The eastward-moving Atlantic storm dubbed “Xynthia” left devastation in its wake as it passed through western Europe at the weekend, leaving dozens dead and half a million without electricity.
French coastal towns in the regions of Vendee and Charente Maritime were the worst hit with heavy rains and gusts of winds uprooting trees and street signs. At least 50 people were killed in the floods in France, with a number of others missing.
FRANCE 24 correspondent, Nicolas Germain, reporting from the picturesque western town of La Faute-sur-Mer, said: “Even as late as Monday morning – over twelve hours after the storm passed through France, the roads are still flooded and the streets are filled with debris. Some still have no electricity; there are dozens of fire trucks, which are sending out rescue teams to conduct searches.”
Local residents waited on rooftops until help arrived.
Jean-Pierre, a resident of La-Faute-sur-Mer, told AFP that he and his wife woke in the night to find water pouring up the stairs, filling the house in less than half-an-hour.
More than 9,000 French firefighters and emergency workers backed by helicopters were deployed on Monday to try to reach stranded residents in Vendee and Charente.
Germain reports that some inhabitants of the nearby town of Aiguillon-sur-Mer suffered a gruesome and sudden end: “The sea wall protecting the town was destroyed, so the water rose quickly as the people slept and they drowned in their sleep.”
President Nicolas Sarkozy visited L'Aiguillon-sur-Mer on Monday, where he mourned "a national catastrophe, a human drama with a dreadful toll" and said "the urgent thing is to support the families who have people missing or dead."

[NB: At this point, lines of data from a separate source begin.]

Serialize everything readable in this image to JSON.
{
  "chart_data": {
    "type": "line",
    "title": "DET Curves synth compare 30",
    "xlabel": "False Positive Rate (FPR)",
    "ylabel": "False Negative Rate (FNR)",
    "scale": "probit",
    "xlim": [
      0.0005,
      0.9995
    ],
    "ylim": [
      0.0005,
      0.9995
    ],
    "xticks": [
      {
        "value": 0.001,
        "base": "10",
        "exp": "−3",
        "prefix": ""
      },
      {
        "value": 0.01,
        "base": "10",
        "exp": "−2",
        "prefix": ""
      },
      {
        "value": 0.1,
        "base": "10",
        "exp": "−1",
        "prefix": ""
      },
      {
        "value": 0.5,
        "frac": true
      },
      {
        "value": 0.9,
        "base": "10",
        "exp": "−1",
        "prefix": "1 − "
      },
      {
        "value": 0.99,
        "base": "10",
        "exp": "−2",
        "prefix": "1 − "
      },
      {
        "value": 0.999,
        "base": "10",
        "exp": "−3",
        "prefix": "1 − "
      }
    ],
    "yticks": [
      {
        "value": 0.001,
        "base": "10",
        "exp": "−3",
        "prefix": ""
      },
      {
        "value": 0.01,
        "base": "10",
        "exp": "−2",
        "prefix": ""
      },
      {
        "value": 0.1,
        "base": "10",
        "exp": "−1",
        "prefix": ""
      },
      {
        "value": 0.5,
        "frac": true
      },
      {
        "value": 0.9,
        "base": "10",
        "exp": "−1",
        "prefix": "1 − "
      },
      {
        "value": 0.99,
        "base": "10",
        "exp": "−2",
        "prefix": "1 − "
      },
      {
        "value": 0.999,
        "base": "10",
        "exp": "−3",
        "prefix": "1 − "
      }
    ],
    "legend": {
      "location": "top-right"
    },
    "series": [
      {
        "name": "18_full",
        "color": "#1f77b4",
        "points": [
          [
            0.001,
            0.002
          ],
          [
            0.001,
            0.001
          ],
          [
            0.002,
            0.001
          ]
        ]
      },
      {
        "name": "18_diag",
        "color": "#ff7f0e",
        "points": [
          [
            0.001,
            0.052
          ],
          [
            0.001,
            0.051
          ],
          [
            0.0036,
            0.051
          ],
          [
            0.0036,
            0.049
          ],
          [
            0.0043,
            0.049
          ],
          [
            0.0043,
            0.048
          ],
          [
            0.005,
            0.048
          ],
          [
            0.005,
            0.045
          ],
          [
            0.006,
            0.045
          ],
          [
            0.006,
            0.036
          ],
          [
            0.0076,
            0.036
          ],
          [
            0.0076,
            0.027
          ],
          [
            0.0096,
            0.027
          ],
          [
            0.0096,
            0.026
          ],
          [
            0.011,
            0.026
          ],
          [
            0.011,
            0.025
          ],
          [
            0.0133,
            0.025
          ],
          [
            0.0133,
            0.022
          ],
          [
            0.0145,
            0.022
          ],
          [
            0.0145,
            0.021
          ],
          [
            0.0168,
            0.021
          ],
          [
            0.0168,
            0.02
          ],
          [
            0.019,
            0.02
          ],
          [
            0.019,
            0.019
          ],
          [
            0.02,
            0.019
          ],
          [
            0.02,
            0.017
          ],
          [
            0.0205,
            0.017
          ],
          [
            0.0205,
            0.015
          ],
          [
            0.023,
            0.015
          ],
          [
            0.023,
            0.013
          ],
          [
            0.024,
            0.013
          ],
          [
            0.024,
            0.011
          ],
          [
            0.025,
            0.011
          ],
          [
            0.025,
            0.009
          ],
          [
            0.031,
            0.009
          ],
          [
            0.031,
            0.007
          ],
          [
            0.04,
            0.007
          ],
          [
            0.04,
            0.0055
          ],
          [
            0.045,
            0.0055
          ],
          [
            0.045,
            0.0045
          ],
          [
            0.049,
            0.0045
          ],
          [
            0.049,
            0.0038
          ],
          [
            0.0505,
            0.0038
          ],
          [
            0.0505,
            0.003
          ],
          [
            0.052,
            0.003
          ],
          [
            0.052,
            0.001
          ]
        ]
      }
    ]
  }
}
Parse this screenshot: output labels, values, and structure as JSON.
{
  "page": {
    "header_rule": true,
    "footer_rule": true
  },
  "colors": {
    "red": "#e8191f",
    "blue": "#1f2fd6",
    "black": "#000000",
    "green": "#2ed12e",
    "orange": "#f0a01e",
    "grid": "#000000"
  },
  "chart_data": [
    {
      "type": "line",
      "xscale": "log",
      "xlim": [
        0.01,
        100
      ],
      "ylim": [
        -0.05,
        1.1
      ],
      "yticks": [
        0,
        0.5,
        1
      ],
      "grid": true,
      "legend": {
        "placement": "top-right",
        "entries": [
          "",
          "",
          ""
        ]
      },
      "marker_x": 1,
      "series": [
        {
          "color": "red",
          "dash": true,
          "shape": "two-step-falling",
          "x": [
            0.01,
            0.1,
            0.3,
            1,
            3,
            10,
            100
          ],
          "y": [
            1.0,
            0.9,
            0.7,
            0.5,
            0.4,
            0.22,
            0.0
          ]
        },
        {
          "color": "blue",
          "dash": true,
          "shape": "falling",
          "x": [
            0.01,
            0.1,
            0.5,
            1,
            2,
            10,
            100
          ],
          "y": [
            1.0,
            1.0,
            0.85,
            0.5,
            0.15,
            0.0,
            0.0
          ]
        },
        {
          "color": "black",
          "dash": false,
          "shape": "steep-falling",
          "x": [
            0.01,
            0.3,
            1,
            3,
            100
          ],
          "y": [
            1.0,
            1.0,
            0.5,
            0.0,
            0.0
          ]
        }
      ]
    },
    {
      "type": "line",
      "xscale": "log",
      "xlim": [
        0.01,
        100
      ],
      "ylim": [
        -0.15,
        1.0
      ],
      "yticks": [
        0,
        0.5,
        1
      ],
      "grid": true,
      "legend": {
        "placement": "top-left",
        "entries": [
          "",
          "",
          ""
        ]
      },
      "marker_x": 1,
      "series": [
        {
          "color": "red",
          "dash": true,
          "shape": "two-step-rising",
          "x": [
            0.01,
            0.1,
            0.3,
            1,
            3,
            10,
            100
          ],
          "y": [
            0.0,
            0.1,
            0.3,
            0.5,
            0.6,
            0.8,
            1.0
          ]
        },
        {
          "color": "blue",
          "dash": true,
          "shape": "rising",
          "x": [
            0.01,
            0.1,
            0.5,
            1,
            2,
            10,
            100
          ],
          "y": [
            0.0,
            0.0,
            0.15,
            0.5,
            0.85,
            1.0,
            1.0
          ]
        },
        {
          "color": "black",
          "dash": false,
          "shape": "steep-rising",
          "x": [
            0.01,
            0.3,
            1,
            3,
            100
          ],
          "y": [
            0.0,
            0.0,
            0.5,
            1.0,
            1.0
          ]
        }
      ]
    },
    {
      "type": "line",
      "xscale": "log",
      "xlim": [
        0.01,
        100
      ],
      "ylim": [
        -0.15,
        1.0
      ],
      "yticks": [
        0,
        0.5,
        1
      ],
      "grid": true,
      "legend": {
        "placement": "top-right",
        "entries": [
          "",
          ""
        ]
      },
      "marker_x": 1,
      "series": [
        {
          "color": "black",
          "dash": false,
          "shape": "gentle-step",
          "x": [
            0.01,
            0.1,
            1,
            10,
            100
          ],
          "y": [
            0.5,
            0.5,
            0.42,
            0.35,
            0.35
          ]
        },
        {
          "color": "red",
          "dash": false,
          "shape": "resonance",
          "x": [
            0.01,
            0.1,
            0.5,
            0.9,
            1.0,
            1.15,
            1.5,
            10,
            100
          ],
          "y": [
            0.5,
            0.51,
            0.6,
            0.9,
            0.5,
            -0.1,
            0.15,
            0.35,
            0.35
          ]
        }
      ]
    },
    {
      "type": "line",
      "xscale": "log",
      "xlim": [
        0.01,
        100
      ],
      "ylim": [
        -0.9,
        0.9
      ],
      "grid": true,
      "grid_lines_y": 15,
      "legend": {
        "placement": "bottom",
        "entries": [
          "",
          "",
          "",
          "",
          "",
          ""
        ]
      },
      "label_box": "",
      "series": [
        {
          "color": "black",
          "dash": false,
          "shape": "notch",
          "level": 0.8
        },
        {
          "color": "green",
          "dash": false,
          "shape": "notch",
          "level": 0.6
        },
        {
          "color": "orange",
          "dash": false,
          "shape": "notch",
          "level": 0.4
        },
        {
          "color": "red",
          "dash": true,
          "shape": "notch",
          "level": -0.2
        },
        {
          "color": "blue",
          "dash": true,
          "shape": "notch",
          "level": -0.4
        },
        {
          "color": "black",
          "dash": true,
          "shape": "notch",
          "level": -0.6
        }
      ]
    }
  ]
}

Sarkozy unveiled three million euros of emergency funds available for the victims and promised that electricity would be restored by Tuesday.
France is also due to ask the European Union to release funds from its regional budget in order to help pay for recovery operations.
Commerce minister Herve Novelli said small businesses would receive 10,000 euros (14,000 dollars) in aid to help them cover the costs of repairs in storm-hit areas.
"It is a natural catastrophe," French Interior Minister Brice Hortefeux told reporters.
Hortefeux said the storm was particularly deadly because it hit at night.
"It's obvious that if this had happened during the day, the death toll would not have been disastrous, because people were taken by surprise during their sleep," Hortefeux said on France Info radio.
The storm, which originated in the Iberian peninsula on Saturday before hitting France’s western coast, passed into neighbouring countries.
At least four people died in Germany, three in Spain, one in Portugal and one in Belgium.